Suer shared an anecdote about a friend in the life sciences sector who demonstrated how starting with a single group and allowing practices to organically expand can lead to broader organizational buy-in and success with data initiatives.
“The way he succeeded in introducing things like data catalogs, was he got the group that was the most analytical to start using data,” Suer said. “And then they started talking to other groups, and then it organically spread. But he started with one group, and made them purple as can be used, and the rest of the organization started, then he got a promotion to running everything for the entire organization has to do with data.”

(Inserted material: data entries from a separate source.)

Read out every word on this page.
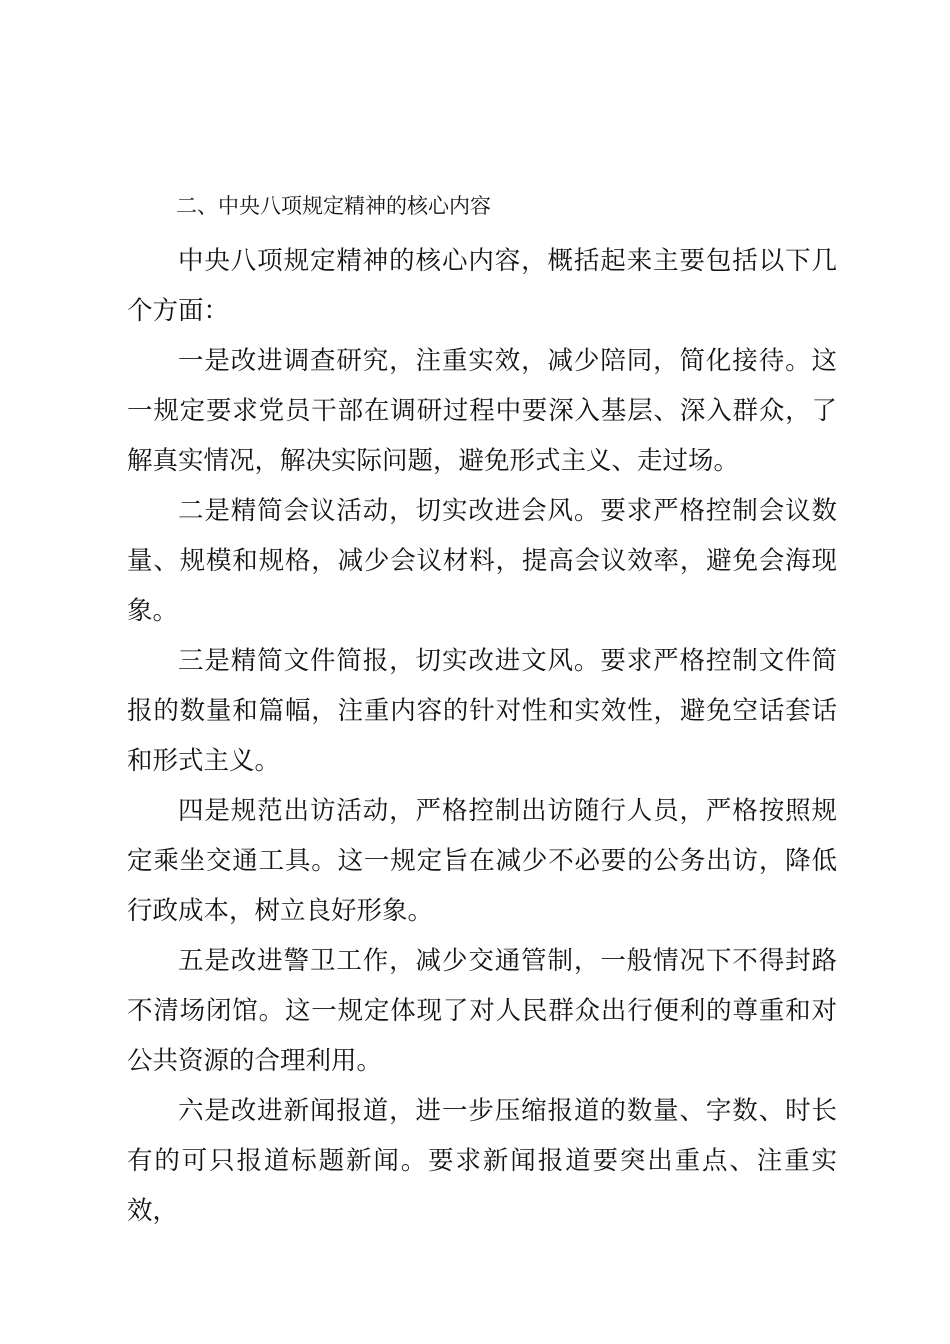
二、中央八项规定精神的核心内容

中央八项规定精神的核心内容，概括起来主要包括以下几个方面：

一是改进调查研究，注重实效，减少陪同，简化接待。这一规定要求党员干部在调研过程中要深入基层、深入群众，了解真实情况，解决实际问题，避免形式主义、走过场。

二是精简会议活动，切实改进会风。要求严格控制会议数量、规模和规格，减少会议材料，提高会议效率，避免会海现象。

三是精简文件简报，切实改进文风。要求严格控制文件简报的数量和篇幅，注重内容的针对性和实效性，避免空话套话和形式主义。

四是规范出访活动，严格控制出访随行人员，严格按照规定乘坐交通工具。这一规定旨在减少不必要的公务出访，降低行政成本，树立良好形象。

五是改进警卫工作，减少交通管制，一般情况下不得封路不清场闭馆。这一规定体现了对人民群众出行便利的尊重和对公共资源的合理利用。

六是改进新闻报道，进一步压缩报道的数量、字数、时长有的可只报道标题新闻。要求新闻报道要突出重点、注重实效，
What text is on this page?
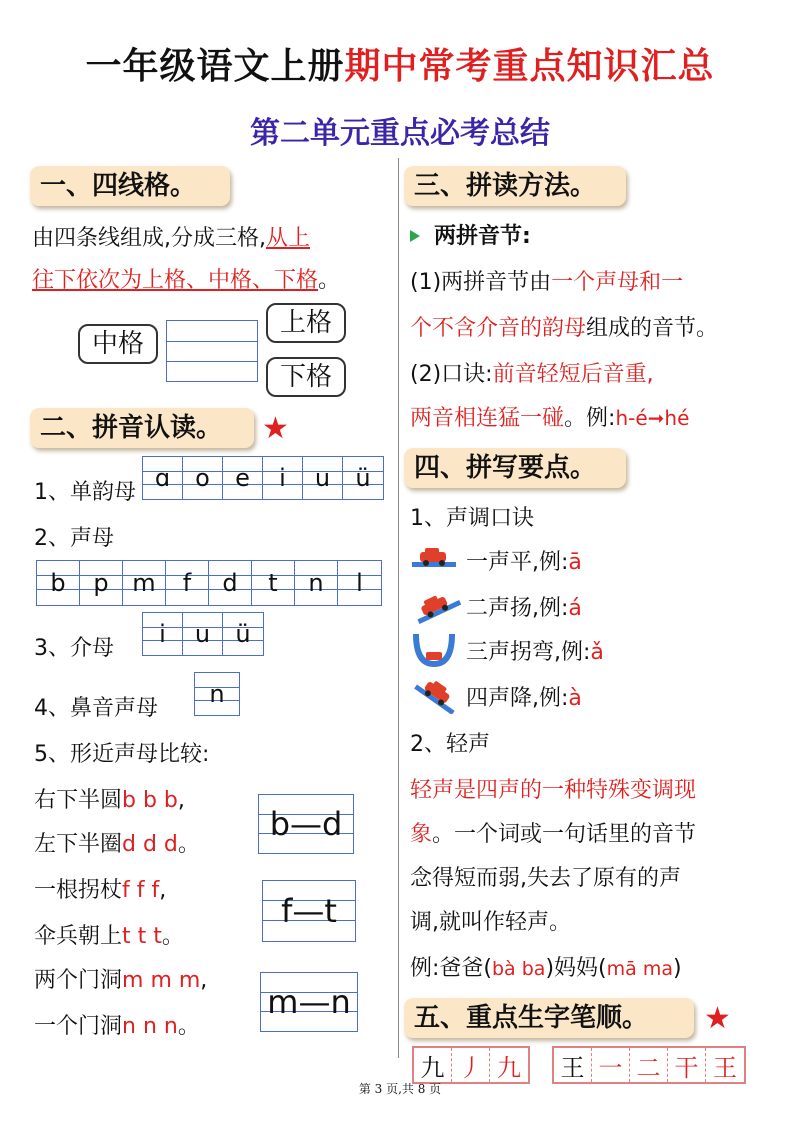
一年级语文上册期中常考重点知识汇总
第二单元重点必考总结
一、四线格。
由四条线组成,分成三格,从上
往下依次为上格、中格、下格。
中格
上格
下格
二、拼音认读。	★
1、单韵母
ɑ	o	e	i	u	ü
2、声母
b	p m	f	d	t	n	l
3、介母
i	u	ü
4、鼻音声母
n
5、形近声母比较:
右下半圆b b b,
左下半圈d d d。
b—d
一根拐杖f f f,
伞兵朝上t t t。
f—t
两个门洞m m m,
一个门洞n n n。
m—n
三、拼读方法。
两拼音节:
(1)两拼音节由一个声母和一
个不含介音的韵母组成的音节。
(2)口诀:前音轻短后音重,
两音相连猛一碰。例:h-é➞hé
四、拼写要点。
1、声调口诀
一声平,例:ā
二声扬,例:á
三声拐弯,例:ǎ
四声降,例:à
2、轻声
轻声是四声的一种特殊变调现
象。一个词或一句话里的音节
念得短而弱,失去了原有的声
调,就叫作轻声。
例:爸爸(bà ba)妈妈(mā ma)
五、重点生字笔顺。	★
九 丿 九 王 一 二 干 王
第 3 页,共 8 页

Conclusion: Aligning Data Strategies With Business Goals
Owens emphasized the need to align data monetization strategies with overarching business goals. Citing Microsoft as an example, she illustrated how CEOs setting clear directions can help individual departments align their data initiatives accordingly, ensuring cohesive progress toward shared organizational objectives.
Ultimately, Suer and Owens contend the realm of data monetization offers unprecedented opportunities for businesses willing to embrace its potential. As industries continue to evolve, those that leverage data as a strategic asset are intrinsically tied to effective data monetization.
“And so you can align the different work you're doing around data with these high-level priorities that maybe even the C-suite keeps bringing down and saying, 'This is what we're about right now. Guys, we are marching in this direction,'” Owens said. “Well, you want your thing to match what the direction is from the CEO. We tell a story about Microsoft in the book, a case study around how effective it was to have the CEO describe a services-oriented transformation. And then people knew that what they needed to do was their data monetization initiatives need to add value to that outcome that Satya Nadella was seeking.”